Intano gli scienziati dell’IPCC (Intergovernmental Panel on Climate Cange) ancora una volta avvertono che il tempo è poco. Troppo poco. E ci mostrano 5 scenari possibili per la Terra a seconda delle azioni che intraprenderemo, dallo scenario migliore: quello in cui si raggiungeranno emissioni zero nel 2050 a quello in assenza totale di tagli alle emissioni. Ogni scenario delinea il futuro della biosfera tenendo conto di vari fattori: quantità di emissioni di gas serra che continuiamo a introdurre in atmosfera, aumento della popolazione mondiale, tipo di sviluppo industriale, quantità di fonti rinnovabili utilizzate, ecc.  Ma quello che c’è da sapere è che se la temperatura aumentasse di un grado e mezzo gli eventi climatici estremi che accadono una volta ogni dieci anni diventerebbero quattro; se invece la temperatura aumenta di 2 gradi diventerebbero quasi dieci; se invece la temperatura dovesse aumentare di 4 gradi ne avremmo cento. I cambiamenti futuri del nostro clima e il modo in cui influenzeranno la nostra salute e le nostre attività dipendono dalle scelte e dalle azioni che facciamo oggi. Dipende da quando arriveremo davvero a emissioni zero. Possiamo sintetizzare così: il nostro clima è il nostro futuro. Cosa vogliamo perdere? Dipende da noi.

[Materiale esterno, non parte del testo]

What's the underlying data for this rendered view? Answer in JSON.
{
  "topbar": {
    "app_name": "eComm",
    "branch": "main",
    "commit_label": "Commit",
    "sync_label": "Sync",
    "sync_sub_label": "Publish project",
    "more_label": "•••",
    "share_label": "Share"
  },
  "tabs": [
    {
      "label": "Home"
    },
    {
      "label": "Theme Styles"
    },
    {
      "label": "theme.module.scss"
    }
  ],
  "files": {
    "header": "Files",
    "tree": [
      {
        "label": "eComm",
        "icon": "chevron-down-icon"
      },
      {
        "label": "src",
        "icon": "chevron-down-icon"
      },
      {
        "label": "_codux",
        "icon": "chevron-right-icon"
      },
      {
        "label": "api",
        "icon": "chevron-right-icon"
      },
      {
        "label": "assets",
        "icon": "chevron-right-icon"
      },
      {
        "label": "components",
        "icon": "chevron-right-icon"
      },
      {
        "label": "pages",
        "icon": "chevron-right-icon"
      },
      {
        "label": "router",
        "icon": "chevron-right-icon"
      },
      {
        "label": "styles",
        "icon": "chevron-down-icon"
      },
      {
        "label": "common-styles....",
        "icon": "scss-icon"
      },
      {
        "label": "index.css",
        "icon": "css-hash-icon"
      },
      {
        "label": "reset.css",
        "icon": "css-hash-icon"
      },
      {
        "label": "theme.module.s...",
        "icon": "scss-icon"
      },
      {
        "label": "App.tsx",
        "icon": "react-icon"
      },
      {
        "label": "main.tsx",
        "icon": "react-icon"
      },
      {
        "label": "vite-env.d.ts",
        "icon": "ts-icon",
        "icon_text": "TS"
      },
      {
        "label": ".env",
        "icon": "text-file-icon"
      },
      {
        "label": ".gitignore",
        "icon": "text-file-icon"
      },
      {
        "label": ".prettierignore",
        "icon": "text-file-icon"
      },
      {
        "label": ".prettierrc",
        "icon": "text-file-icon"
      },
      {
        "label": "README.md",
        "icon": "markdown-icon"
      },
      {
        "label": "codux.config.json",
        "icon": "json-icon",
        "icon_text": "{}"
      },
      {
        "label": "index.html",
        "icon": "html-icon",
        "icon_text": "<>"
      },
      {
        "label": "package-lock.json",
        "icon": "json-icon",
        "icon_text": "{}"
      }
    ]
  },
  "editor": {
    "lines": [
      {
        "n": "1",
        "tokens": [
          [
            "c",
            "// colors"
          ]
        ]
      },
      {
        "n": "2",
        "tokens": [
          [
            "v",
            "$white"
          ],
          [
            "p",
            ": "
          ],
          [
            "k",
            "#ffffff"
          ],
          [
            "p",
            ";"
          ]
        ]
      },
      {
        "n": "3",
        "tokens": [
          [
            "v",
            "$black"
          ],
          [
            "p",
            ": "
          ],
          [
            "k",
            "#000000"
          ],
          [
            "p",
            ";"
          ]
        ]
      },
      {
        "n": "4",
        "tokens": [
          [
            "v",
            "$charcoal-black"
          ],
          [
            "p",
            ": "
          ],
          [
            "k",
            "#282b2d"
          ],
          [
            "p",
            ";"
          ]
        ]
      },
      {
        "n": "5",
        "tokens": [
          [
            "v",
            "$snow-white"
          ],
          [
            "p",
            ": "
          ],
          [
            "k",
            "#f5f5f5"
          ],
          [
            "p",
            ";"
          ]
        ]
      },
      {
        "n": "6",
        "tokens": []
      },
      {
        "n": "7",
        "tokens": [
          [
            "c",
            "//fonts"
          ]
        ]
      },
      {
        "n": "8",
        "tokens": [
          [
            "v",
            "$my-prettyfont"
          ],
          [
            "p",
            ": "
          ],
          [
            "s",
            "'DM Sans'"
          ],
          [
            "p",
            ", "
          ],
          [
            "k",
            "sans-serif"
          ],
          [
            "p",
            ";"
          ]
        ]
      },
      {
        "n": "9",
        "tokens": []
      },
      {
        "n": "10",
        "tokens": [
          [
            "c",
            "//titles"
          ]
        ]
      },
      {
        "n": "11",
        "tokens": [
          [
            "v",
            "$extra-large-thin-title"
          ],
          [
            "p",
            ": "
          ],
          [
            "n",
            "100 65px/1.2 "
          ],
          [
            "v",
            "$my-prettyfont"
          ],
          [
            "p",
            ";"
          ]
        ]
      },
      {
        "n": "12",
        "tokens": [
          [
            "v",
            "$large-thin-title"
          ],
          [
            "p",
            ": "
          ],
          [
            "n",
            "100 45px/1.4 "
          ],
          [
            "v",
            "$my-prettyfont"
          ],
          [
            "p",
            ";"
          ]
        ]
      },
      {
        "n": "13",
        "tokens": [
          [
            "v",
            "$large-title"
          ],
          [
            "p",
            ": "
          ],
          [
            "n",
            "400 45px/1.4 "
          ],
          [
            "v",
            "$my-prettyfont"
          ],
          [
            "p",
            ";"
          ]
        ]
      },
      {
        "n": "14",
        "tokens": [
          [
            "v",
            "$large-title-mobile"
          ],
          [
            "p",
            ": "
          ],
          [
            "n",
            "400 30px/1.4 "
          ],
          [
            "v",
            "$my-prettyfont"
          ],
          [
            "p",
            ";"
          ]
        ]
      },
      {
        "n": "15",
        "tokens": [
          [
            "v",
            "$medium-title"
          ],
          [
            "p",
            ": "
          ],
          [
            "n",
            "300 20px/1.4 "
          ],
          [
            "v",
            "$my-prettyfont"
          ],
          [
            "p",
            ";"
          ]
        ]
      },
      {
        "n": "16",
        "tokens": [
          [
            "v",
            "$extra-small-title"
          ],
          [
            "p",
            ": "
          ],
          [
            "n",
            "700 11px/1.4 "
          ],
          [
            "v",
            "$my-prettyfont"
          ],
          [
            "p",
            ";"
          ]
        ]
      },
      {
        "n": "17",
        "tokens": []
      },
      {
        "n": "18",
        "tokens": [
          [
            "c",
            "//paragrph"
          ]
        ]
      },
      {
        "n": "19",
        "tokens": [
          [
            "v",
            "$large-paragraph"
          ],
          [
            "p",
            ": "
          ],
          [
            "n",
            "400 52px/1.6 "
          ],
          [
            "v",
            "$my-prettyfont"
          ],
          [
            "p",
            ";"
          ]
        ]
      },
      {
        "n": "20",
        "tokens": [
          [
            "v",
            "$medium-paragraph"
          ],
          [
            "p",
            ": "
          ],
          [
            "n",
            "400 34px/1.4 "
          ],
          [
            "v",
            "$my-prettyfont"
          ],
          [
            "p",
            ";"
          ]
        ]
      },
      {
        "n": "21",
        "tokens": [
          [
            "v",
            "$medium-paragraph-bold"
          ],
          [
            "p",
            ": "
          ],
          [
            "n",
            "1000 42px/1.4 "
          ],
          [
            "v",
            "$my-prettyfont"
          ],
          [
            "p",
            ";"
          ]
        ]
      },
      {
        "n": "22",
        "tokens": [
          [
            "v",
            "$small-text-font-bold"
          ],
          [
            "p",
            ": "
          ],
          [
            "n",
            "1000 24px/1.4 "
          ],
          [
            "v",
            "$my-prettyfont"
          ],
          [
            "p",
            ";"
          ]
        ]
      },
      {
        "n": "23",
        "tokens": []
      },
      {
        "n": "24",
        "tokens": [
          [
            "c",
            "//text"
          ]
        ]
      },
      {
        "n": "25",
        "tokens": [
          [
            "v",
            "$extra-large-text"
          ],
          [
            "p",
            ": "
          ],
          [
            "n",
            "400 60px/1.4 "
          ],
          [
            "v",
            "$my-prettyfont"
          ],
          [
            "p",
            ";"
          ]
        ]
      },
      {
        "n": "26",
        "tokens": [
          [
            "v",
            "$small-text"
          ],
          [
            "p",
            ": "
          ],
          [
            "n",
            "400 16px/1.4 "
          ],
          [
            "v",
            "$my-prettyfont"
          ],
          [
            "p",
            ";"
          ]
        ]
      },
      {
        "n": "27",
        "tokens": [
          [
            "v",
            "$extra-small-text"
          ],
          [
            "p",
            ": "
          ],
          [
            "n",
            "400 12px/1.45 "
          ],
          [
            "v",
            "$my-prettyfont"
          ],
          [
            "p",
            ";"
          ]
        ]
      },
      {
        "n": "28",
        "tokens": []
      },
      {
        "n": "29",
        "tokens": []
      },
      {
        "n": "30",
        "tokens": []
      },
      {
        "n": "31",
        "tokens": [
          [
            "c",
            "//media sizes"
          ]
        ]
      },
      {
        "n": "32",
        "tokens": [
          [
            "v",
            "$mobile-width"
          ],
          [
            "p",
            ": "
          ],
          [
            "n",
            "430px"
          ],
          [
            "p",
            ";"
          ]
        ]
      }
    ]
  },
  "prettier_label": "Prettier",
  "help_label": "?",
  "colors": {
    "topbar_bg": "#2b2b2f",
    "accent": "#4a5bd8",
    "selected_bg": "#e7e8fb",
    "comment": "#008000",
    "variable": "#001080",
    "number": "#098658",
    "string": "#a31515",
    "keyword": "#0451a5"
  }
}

Stiamo assistendo a molteplici cambiamenti climatici in ogni parte del nostro pianeta, ma dobbiamo anche dire che per ogni mezzo grado di aumento della temperatura media globale ogni regione avrà un cambiamento climatico diverso da quello delle altre. Infatti in Artico si ha il cosiddetto effetto di amplificazione artica. In Artico la temperatura tende ad aumentare più velocemente rispetto alle altre regioni. Se l’aumento medio della temperatura globale sarà di un grado in Artico sarà circa 3 volte maggiore. Sulle Alpi il cambiamento sarà maggiore che nel resto d’Italia. Infatti i ghiacciai si stanno già sciogliendo. Altra situazione clamorosa è quella delle barriere coralline. Per un aumento di un grado e mezzo lo scenario prevede che ci sia una riduzione della superficie del 70, 90% e con due gradi diventerebbe quasi del 99%. Con un grado e mezzo di aumento della temperatura media c’è una stima di un 8% di perdita di alcune specie di piante, con due gradi diventa il doppio: quasi un 16%.

Oggi siamo ancora in tempo a contenere il riscaldamento globale in un aumento “accettabile”, contenuto al di sotto di un grado e mezzo o due gradi alla fine del secolo e quindi con danni sopportabili. Ma dobbiamo agire subito. Dobbiamo agire in modo globale. Dobbiamo agire in modo duraturo. Il tempo a nostra disposizione è poco: al massimo dieci anni.